The series of reforms initiated by the Modi government like demonetisation and the Good and Services Tax (GST) has put the Indian economy on a “far more stronger track”, Union Finance Minister ArunJaitley on Tuesday said.
“These are institutional reforms. These are structural changes. And these structural changes, I think have put the Indian economy on a far more sound track so that we can look forward for a much cleaner much bigger India economy in the days and years to come,” Mr.Jaitley said, addressing the students of the Columbia University in New York.
Mr.Jaitley, who is on a week-long visit to the U.S. to attend the annual meetings of the International Monetary Fund and World Bank, said, “Some of these steps, the demonetisation, the GST because the GST could lead to de-stocking of existing stocks can have for a quarter or so a transient impact on manufacturing. But in the long run, these are institutional reforms and structural changes”.
Referring to the series of economic reforms that India has undertaken since 1991, Mr.Jaitley said the Indian model now seems to be emerging.
“Even as the Indian economic reforms started a few decades late, the direction that India followed is probably the direction that helped the country considerably. And therefore, any form of debate, discussion or suggestions to go back to more regulation, to go back to stricter controls, not to integrate itself, I think, we are in the process of dispelling any notion of that kind,” he said.
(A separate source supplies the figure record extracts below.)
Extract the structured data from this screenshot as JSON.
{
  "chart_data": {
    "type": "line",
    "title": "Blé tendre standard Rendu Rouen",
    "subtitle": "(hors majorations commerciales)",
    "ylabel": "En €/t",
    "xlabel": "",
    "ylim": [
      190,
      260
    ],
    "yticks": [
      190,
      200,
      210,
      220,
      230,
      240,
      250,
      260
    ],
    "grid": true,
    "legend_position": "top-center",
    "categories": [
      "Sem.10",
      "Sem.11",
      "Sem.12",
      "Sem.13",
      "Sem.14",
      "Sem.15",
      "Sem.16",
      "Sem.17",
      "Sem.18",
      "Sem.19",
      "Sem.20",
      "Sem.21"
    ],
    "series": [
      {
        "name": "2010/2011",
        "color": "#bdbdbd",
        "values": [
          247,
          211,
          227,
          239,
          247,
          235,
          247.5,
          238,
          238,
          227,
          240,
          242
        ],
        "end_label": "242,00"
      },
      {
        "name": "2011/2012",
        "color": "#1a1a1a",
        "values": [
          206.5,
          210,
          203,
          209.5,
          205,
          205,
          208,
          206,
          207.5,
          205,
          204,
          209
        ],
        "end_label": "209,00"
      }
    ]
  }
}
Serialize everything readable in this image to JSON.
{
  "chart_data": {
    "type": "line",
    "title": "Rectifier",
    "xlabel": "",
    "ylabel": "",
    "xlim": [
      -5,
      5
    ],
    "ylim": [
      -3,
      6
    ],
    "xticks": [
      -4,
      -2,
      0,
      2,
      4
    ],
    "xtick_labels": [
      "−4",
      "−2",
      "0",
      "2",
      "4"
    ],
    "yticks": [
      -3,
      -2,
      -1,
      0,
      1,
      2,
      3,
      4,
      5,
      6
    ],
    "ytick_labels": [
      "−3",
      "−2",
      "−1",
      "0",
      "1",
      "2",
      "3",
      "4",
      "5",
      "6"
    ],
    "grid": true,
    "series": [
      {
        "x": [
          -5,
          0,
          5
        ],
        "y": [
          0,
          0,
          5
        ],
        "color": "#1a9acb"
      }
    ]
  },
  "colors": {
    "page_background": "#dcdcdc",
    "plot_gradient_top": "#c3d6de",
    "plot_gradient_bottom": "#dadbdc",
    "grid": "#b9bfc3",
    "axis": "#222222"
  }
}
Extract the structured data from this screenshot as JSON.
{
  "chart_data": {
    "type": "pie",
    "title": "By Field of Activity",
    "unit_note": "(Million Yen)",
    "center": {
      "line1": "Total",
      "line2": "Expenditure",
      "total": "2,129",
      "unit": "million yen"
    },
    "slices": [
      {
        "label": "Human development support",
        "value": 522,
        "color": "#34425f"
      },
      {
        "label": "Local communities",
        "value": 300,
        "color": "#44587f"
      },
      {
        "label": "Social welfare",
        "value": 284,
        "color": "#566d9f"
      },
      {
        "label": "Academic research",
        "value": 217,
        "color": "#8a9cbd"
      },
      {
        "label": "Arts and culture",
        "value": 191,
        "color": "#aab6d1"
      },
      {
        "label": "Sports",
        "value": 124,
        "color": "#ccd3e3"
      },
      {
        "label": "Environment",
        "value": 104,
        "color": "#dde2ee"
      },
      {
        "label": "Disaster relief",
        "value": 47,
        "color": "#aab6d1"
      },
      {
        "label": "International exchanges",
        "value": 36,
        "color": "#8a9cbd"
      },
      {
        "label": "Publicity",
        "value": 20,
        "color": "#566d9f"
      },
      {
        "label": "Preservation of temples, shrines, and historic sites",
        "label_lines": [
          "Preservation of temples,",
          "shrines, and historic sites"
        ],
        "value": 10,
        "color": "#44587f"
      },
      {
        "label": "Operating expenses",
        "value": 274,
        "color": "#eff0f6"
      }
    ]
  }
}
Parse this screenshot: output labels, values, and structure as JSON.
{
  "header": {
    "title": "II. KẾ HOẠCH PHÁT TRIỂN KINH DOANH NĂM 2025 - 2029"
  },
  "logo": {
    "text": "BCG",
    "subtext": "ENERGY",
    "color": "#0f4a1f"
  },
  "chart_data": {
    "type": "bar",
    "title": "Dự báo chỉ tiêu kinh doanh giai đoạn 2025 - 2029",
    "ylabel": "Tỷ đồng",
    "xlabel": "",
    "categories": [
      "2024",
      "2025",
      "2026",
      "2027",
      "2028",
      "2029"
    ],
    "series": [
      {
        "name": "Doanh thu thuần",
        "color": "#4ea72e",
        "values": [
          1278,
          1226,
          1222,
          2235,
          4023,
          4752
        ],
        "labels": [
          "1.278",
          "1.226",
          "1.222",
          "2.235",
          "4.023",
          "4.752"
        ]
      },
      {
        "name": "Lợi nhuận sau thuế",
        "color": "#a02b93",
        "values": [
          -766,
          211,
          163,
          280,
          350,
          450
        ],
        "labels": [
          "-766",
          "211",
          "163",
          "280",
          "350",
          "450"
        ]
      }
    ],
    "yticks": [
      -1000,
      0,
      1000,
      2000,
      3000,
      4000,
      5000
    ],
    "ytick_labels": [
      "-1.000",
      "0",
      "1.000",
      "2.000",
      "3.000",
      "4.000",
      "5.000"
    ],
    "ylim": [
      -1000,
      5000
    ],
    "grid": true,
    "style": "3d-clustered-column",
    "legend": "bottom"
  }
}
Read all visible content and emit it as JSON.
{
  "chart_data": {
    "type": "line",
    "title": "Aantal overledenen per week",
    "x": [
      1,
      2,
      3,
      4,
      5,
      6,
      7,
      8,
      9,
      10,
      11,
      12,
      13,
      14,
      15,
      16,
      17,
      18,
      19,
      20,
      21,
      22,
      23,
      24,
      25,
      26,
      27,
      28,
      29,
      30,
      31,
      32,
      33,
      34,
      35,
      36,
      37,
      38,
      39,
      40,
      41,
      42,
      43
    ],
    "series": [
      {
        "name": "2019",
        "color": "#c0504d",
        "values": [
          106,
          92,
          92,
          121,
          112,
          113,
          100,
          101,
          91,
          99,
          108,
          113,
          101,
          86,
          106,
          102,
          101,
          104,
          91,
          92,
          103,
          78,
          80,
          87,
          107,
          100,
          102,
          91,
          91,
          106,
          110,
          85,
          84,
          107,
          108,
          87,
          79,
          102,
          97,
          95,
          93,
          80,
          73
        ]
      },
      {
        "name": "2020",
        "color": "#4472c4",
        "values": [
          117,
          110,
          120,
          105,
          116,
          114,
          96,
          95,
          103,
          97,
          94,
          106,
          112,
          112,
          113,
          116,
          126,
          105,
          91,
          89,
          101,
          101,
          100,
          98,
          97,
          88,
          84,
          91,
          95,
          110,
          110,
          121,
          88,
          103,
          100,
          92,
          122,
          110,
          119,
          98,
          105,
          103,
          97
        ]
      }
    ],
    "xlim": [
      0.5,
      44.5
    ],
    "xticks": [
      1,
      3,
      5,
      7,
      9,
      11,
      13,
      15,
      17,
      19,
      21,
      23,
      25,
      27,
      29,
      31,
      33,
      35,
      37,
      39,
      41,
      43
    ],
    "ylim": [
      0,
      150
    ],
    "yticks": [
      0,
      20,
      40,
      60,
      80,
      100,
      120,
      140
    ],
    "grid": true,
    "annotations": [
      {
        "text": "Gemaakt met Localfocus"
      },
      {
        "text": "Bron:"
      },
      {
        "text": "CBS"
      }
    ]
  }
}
Mr.Jaitley said there is a consensus on reforms in India. He said the government convinced people that domestic investment is grossly inadequate.
“Our doors were too narrow. Our limits did not allow them. The second hurdle was even when we allowed them, between the decision to start businesses in India and the eventual commencement of business. You could spend years and years before you got to your permissions,” he said.
“India has opened up in sectors where there was a scope for opening up. And not in a single case the government faced a protest,” he said.